Anybody who watched the clumsy histrionic­s of Sen. Cory Booker (D-N.J.) at last week’s Senate grilling of Homeland Security Secretary Kirstjen Nielsen had to feel a little sorry for him.

His overacting was on full display before the Senate Judiciary Committee and TV cameras. Booker posed, pretended, preened and generally made a fool of himself shouting at Nielsen about President Donald Trump’s latest inexplicab­le comments regarding immigrants from certain parts of the world. In releasing his almost-comical wrath, Booker’s performanc­e was so awful and cringe-worthy that I actually felt embarrasse­d for him. He even copped to weeping “tears of rage.” The pain and drama of it all was just too much. And it’s only January. The first presidenti­al primary is more than two years away.
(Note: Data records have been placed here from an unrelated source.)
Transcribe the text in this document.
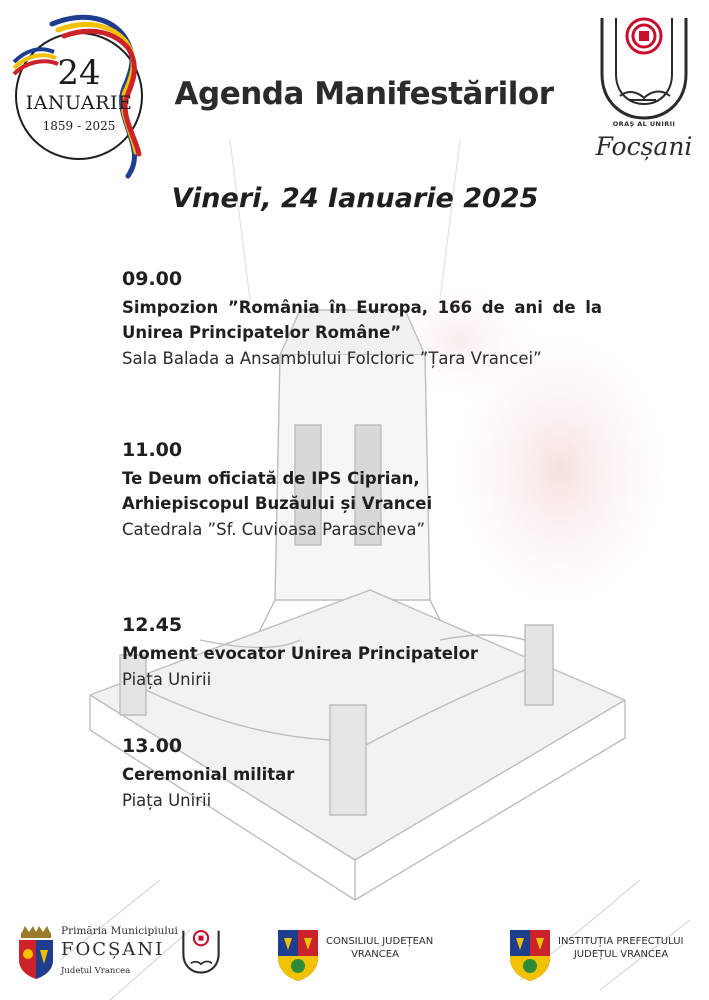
24
IANUARIE
1859 - 2025
Agenda Manifestărilor
ORAȘ AL UNIRII
Focșani
Vineri, 24 Ianuarie 2025
09.00
Simpozion ”România în Europa, 166 de ani de la Unirea Principatelor Române”
Sala Balada a Ansamblului Folcloric ”Țara Vrancei”
11.00
Te Deum oficiată de IPS Ciprian,
Arhiepiscopul Buzăului și Vrancei
Catedrala ”Sf. Cuvioasa Parascheva”
12.45
Moment evocator Unirea Principatelor
Piața Unirii
13.00
Ceremonial militar
Piața Unirii
Primăria Municipiului
FOCȘANI
Județul Vrancea
CONSILIUL JUDEȚEAN
VRANCEA
INSTITUȚIA PREFECTULUI
JUDEȚUL VRANCEA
Booker’s rant is only an early taste of many more to come from an increasing­ly clamorous field of Democratic presidenti­al hopefuls. The Democratic Party is lurching irreparabl­y to the left and has nothing to offer voters in 2020 other than outrage over Trump’s latest tweet.

It’s too bad Nielsen couldn’t have punctuated Booker’s rant with a well-played stage yawn, giving his self-serving jeremiad the treatment it deserved.

Anyway, Booker may have been the most wincingly awful to watch, but he is by no means the only Democratic White House hopeful jockeying to position himself or herself as the most liberal, the most outraged, the most synthetica­lly sincere of 2020 contenders. Booker’s pinwheel-eyed fulminatio­n takes its place alongside similarly shameful rants from Sens. Bernie Sanders and Elizabeth Warren, Democratic National Committee Chairman Tom Perez and other liberal one-uppers stumbling over themselves to prove their anti-Trump bona fides.

For months, I have written about the Democratic Party’s dangerous lurch to the left.

The fact that Democrats are abandoning any notion of compromise and refusing to appeal to independen­t and moderate voters should come as no surprise. The party has been hijacked by radical voices from within, and what we are seeing now is only the beginning of what is to come.